Hobbies And Interests
Ultrasonic Transducers
An ultrasonic transducer is a device that converts electrical energy to sound energy. They work by applying an alternating current to a piezoelectric material, such as quartz, sandwiched between two metal heat sinks. This causes the piezoelectric material to vibrate rapidly and generates ultrasound.
The ultrasound used in most experiments is different from the ultrasound used in medical imaging situations such as pregnancy scans. The former is of a lower frequency, whereas the latter is of a higher frequency and safe for medical use.
Cavitation Bubbles and Sonoluminescence
Ultrasound waves traveling through a liquid create alternating regions of high and low pressure. The low pressure causes tiny cavitation bubbles to form, which then expand and contract because of the oscillating ultrasound waves.

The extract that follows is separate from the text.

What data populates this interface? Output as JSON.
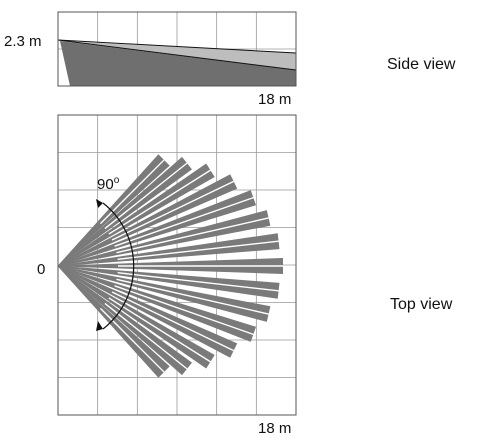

The liquid evaporates into the bubble cavities, filling the bubble with vapor, and gases dissolved within the liquid diffuse into the bubbles.
Eventually, the cavitation bubbles collapse and implode, creating a shockwave that subjects the contents of the bubbles to temperatures and pressures of up to 5000 Kelvin and 1000 atmospheres respectively.
These conditions cause unique chemical reactions that would not normally occur in the laboratory, such as sonoluminescence, when collapsing bubbles emit light. The conditions inside the collapsing bubbles create very short lived and hard to identify excited molecules and ions that get rid of their excess energy in the form of light.
Ultrasonic Cleaning
Ultrasound can be used to clean objects such as jewelry. The cavitation bubbles created by the ultrasound collapse onto the surfaces of objects submerged in the liquid. When they collapse they "jet" onto the surface and clean the surface in the process.
You can see this effect by placing a piece of aluminum foil into an ultrasonic bath. Attach the ultrasonic transducer to the underside of a metal container, such as a tin can, and fill it with water. Turn on the transducer and hold a piece of aluminum foil in the water for around 10 seconds. Hold up the foil to a bright light to see many tiny holes punched in the foil by the collapsing and jetting cavitation bubbles.
Creating Emulsions of Immiscible Liquids
Some liquids, such as oil and water, do not mix with one another even with vigorous stirring. These liquids are "immiscible." The cavitation bubbles produced by an ultrasonic transducer can be used to create an emulsion of two immiscible liquids in which one of the immiscible liquids is suspended within the other. The two liquids will eventually separate, but it will be slower than if you mixed them by hand.
Add equal parts cooking oil and water to a glass jar. Mix the immiscible liquids by shaking the jar by hand, and then leave to separate. Record the time for complete separation to occur, and then insert the ultrasonic transducer into the oil and water. Turn it on to create an emulsion. Again, leave the two liquids to separate and record the time for complete separation to occur. The emulsion created by the ultrasound will take longer to separate.